Paul and Ringo weren't involved beyond approvals, but the album was lovingly assembled by the nearest thing to a Beatle original producer Sir George Martin, whom many fans consider a ''fifth Fab.'' He and his talented son, Giles, were assigned to mess with the masters for a soundtrack to the Cirque du Soleil show of the same name, and tinker they did. The vocal from ''Within You Without You'' is married to the Eastern-Zen rhythm bed of ''Tomorrow Never Knows.'' It's mash-up time again or maybe crash-up? when the beep-beep-yeahs of ''Drive My Car'' become the backing track for ''What You're Doing,'' with ''Word'' fragments adding to the gridlock. Beatlemaniacs can anticipate Beatlegasms upon hearing the Martins lay the haunting guitar coda from ''I Want You'' over the mad calliope music of ''Being for the Benefit of Mr. Kite.'' Some tracks wed different recordings of the same song, sequentially (''Strawberry Fields Forever'' progresses from demo to finished product) or simultaneously (the surround mix of ''I Want to Hold Your Hand'' has the studio version in front speakers and the live Hollywood Bowl recording in the rear).
That cacophony could grow assaultive, but there's stripping down amid the pile-ons. The exhilarating opener, ''Because,'' is now a cappella, and the most glorious choral rock divinity since the Beach Boys' ''Our Prayer.'' ''While My Guitar Gently Weeps'' shows up as George Harrison's solo demo, but with new orchestration composed by the senior Martin; you'll thank God or Krishna that one George lived long enough to so honor the other.
We've looked at LOVE from both sides now, meaning the standard stereo CD and the Audio 5.1 DVD that comes in the deluxe package.

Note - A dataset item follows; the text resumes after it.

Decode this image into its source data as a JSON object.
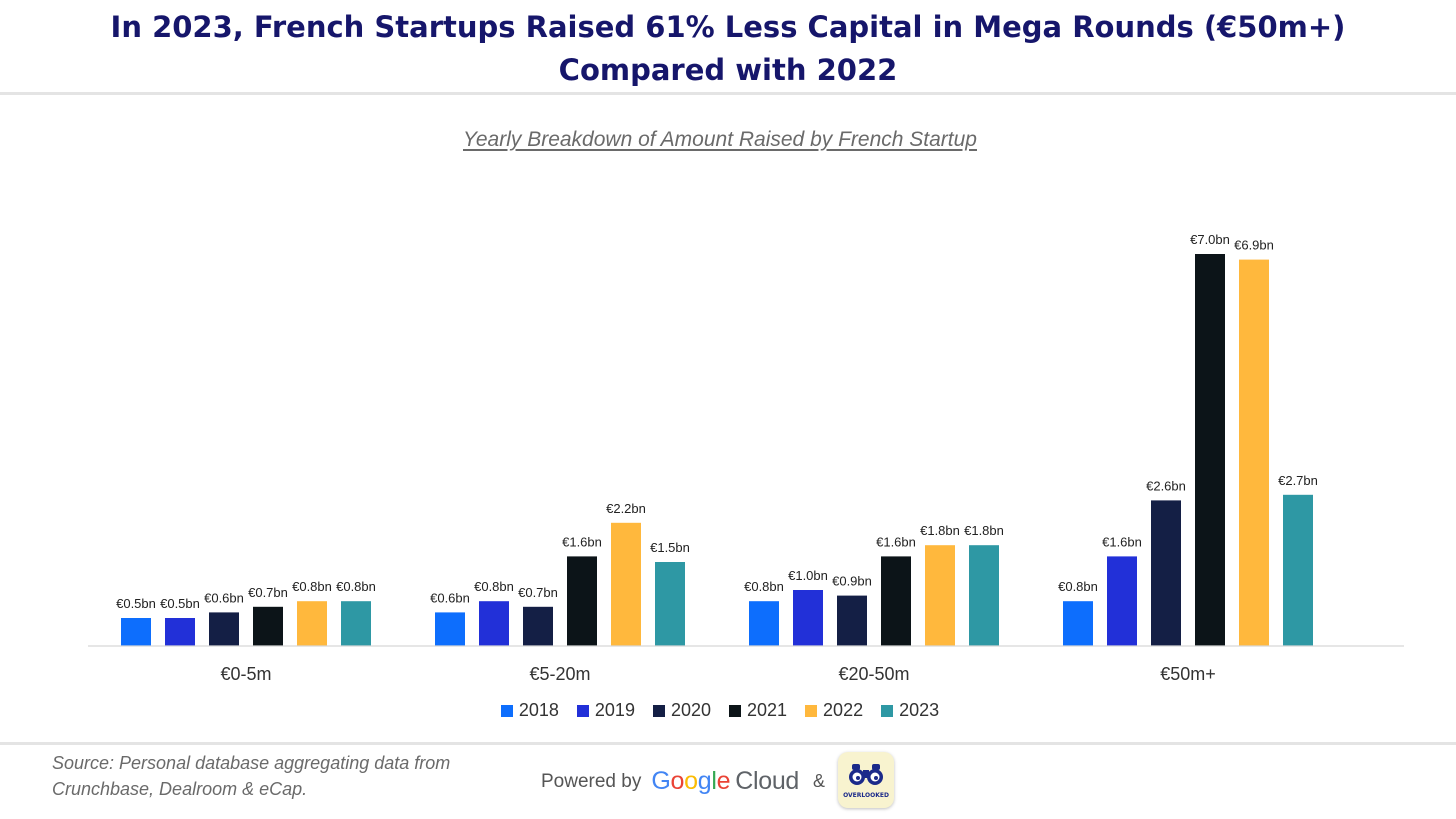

By all means, buy the latter (and speakers to play it on), because hearing a merely stereo LOVE after the full surround is like reverting to the mono Sgt. Pepper. The subtlest tweaking of elements lets you hear even excruciatingly overfamiliar recordings songs many of us have heard thousands of times as something altogether fresh. It's ironic that George Martin cited hearing damage when he retired in the '90s, because in returning for one gracious final offering, he gives us the gift of new ears.